Today's Google Doodle is Celebrating Maria Tallchief.
In honor of Native American Heritage Month in the U.S., today’s video Doodle—created in partnership with Native American guest artists Lydia Cheshewalla, Chris Pappan, and Yatika Starr Fields— celebrates Maria Tallchief, member of the Osage Nation who was America’s first, major prima ballerina. Not only a trailblazer for Native American dancers, Tallchief is widely considered one of the country’s most influential ballerinas of all time. On this day in 2007, a bronze sculpture of Tallchief and four other Native American ballerinas was unveiled in Oklahoma at the Tulsa Historical Society in a piece titled “The Five Moons” by artist Gary Henson.
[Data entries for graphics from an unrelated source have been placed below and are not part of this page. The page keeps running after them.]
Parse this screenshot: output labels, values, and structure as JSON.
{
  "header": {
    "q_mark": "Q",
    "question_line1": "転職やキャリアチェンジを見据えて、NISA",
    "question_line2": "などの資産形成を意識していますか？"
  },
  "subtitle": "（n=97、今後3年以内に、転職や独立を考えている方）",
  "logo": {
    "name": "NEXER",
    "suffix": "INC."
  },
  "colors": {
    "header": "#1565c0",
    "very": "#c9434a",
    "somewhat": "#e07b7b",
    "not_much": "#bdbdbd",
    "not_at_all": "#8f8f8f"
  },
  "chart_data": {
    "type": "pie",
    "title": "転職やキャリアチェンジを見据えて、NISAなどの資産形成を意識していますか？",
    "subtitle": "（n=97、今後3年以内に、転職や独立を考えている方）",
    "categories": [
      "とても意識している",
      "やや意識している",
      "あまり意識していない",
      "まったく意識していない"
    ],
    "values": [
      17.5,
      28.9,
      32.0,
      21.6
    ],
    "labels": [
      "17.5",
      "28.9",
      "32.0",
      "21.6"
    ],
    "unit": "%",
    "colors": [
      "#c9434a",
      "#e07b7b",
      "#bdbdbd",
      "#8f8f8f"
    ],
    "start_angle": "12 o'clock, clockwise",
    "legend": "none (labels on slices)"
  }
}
Maria Tallchief was born Elizabeth Marie Tall Chief on January 24, 1925 in the town of Fairfax on the Osage Indian Reservation in northern Oklahoma. She began her ballet training at the age of three and continued to do so upon the family's relocation to Beverly Hills in 1933. Determined to become a dancer, she moved to New York after high school and joined the esteemed Russian troupe Ballet Russe de Monte Carlo that same year.
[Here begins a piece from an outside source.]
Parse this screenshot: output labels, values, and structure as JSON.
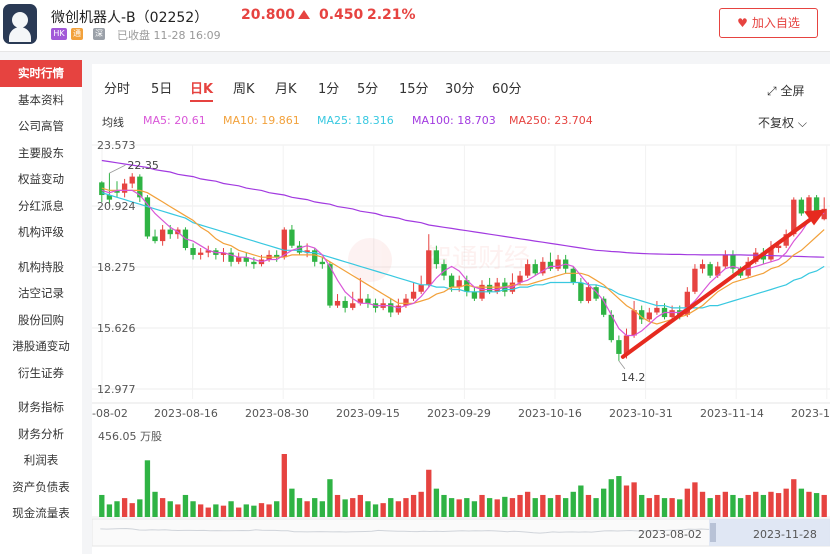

In 1944, Tallchief first worked with the now-legendary choreographer George Balanchine. Her virtuosic skill and electric energy proved a perfect match for Balanchine’s demanding works. After she became the first American to dance with the Paris Opera Ballet, Tallchief returned to New York and joined the Ballet Society, which was co-founded by Balanchine and soon renamed the New York City Ballet. Her prodigious talent was recognized when she was named the company’s first-ever prima ballerina.
Over the course of 18 years with the company, Tallchief starred in acclaimed productions such as “The Firebird” (1949), “Swan Lake” (1951), and “The Nutcracker” (1954)—all of which are depicted in today’s Doodle. In her iconic role as the Sugar Plum Fairy, she helped elevate “The Nutcracker” from relative obscurity into one of ballet’s most popular, long-running productions.
Following Tallchief’s retirement from dancing in 1965, she went on to serve as the artistic director of the Chicago Lyric Opera Ballet and the founder and artistic director of the Chicago City Ballet.
For her enduring impact on American ballet, Tallchief was inducted into the National Women’s Hall of Fame in 1996, received the National Medal for the Arts in 1999, and was posthumously inducted into the National Native American Hall of Fame in 2018.